Streaming on Netflix. Starring Nicola Peltz Beckham, Raven Goodwin, Richie Merritt and Luke David (2024).

“Lola” presents itself as a collage of traumatic snippets into the life of a young woman embroiled in poverty and an unforgiving household. It keeps reaching for some kind of artistic profundity, and drops the ball every time, as the audience is held down to watch one terrible thing happen after the next with no purpose or underlying meaning.

Although there is no manifesto that dictates how movies must be written and presented, they tend to be much more entertaining and thought-provoking when there is a uniting narrative. There have been plenty of exceptions to this rule but suffice to say when every single facet of a movie down to mise-en-scène are interlocked and connected in some way, it makes the movie as a whole more powerful.

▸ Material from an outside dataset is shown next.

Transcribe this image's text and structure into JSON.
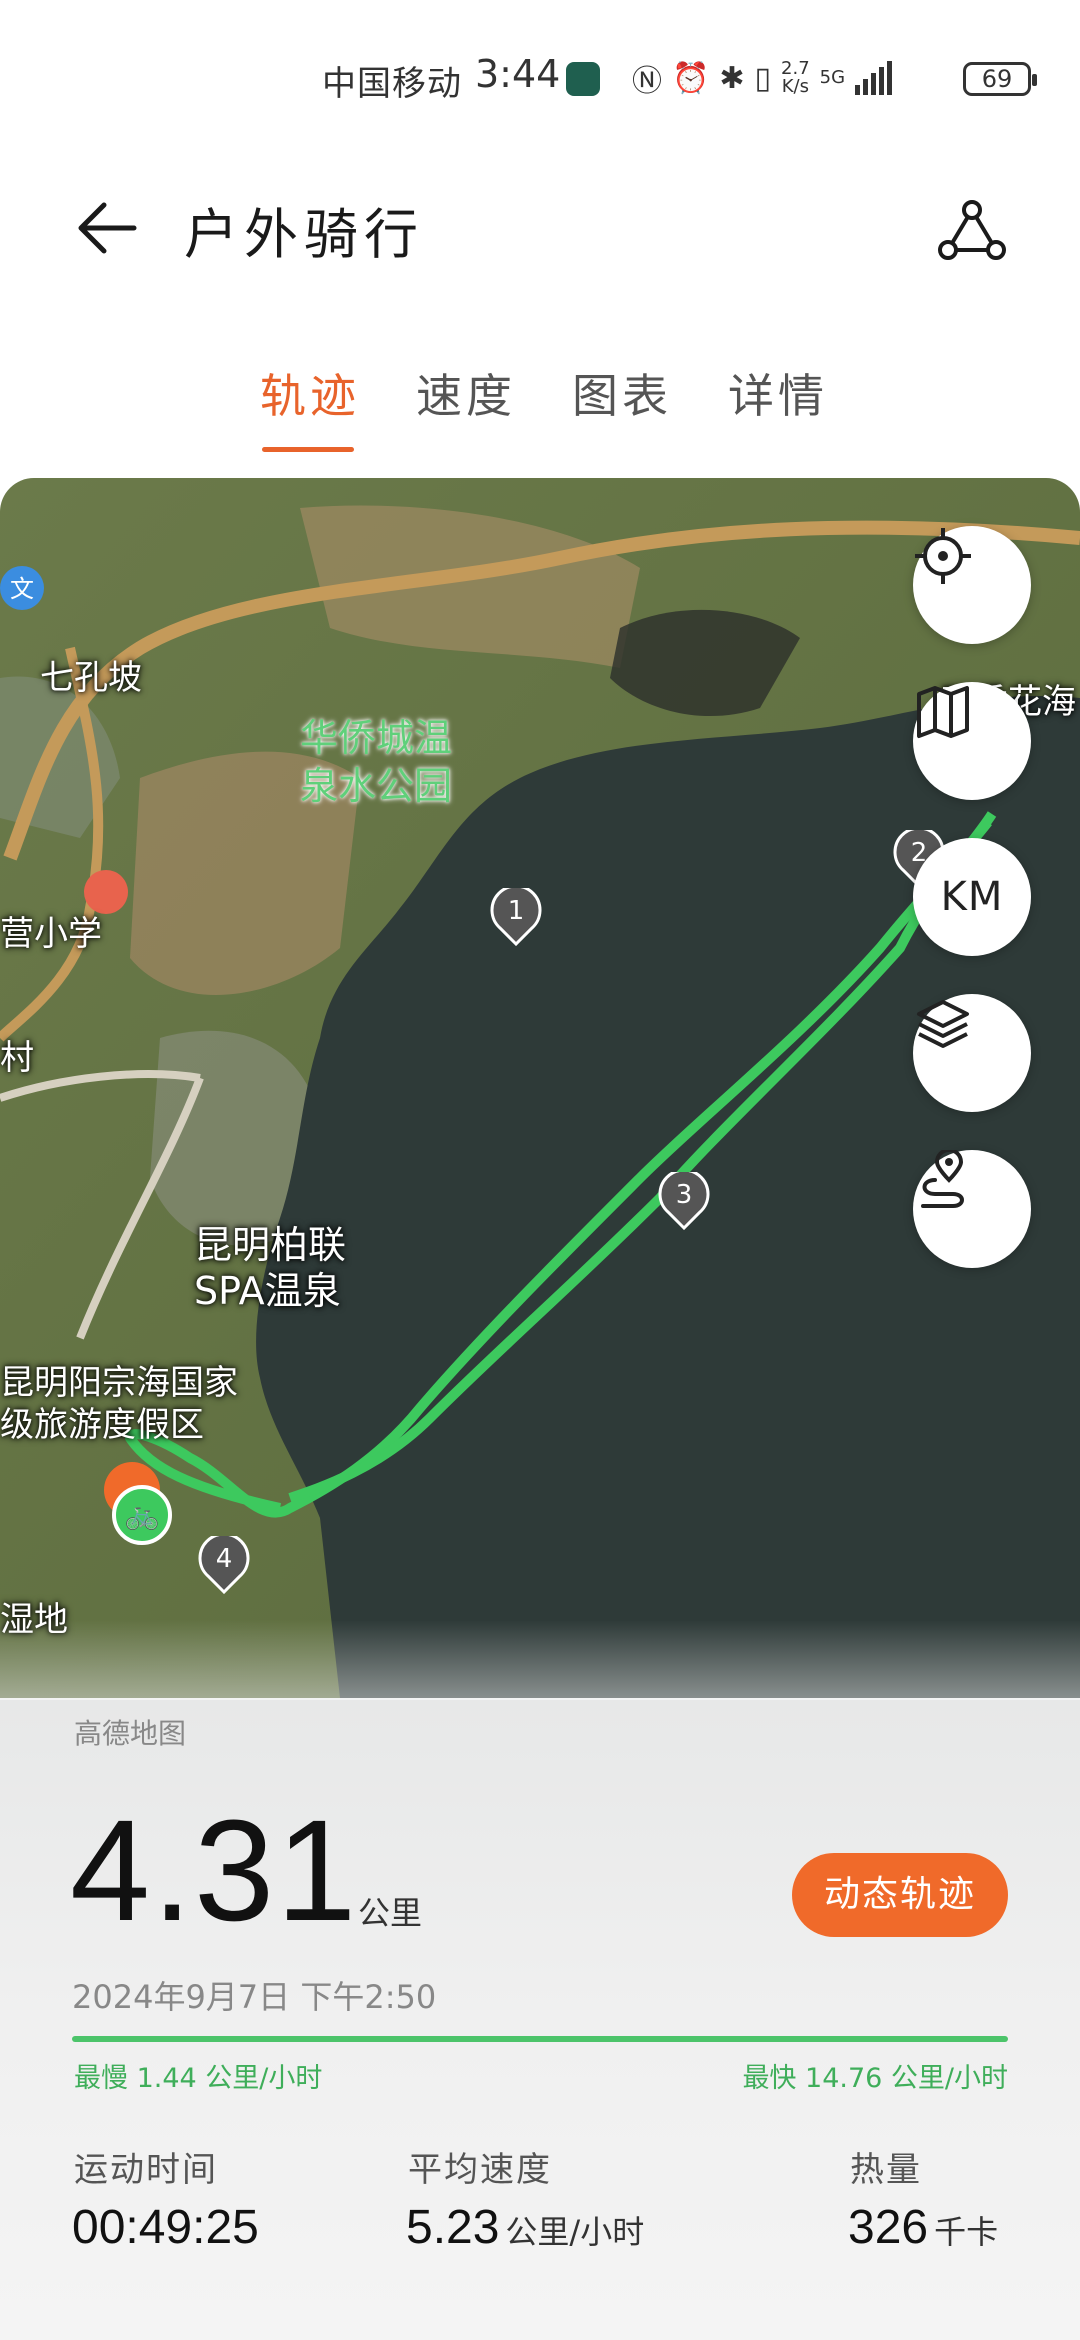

The message of “Lola” is entirely opaque. In a way, it almost picks its tools out of the same doctor’s bag a provocateur like Lars von Trier might use, but instead of showing something ultra-gory or shocking it’s slide after slide of poverty-porn. There might as well be a big sign tacked to the screen saying, “Look at these people, look how poor they are!” It’s cliched to death, zapped alive by Dr. Frankenstein and cliched to death again.

The movie is caked in ten layers of phoniness, it doesn’t compel emotionally, offer something new, highlight an aspect of our society we aren’t tacitly aware of already, and frankly seems like an unrealistic fantasy conjured by a rich person begging for it to be recognized as high art more than anything. There is no planet or reality where this film is not out of touch. The only really rehabilitating thing this movie does right is how it drowns itself in affective things like style and brave camerawork, and some okay performances, but at its heart there is absolutely nothing but an empty chasm; it doesn’t tick.

Would it be any shock then that the film’s director and star, Nicola Peltz, the daughter of a billionaire and a model, married into the Beckham family? It’s frustrating to see someone with no real experience in directing handed the wheel to a movie like this and creating something truly bankrupt of talent. I have a couple of questions, and it wouldn’t be for Ms. Peltz, but for whoever produced this movie. My first one might be “How exactly did you intend to make some kind of return off of this?” and “Who loosened your straitjacket?”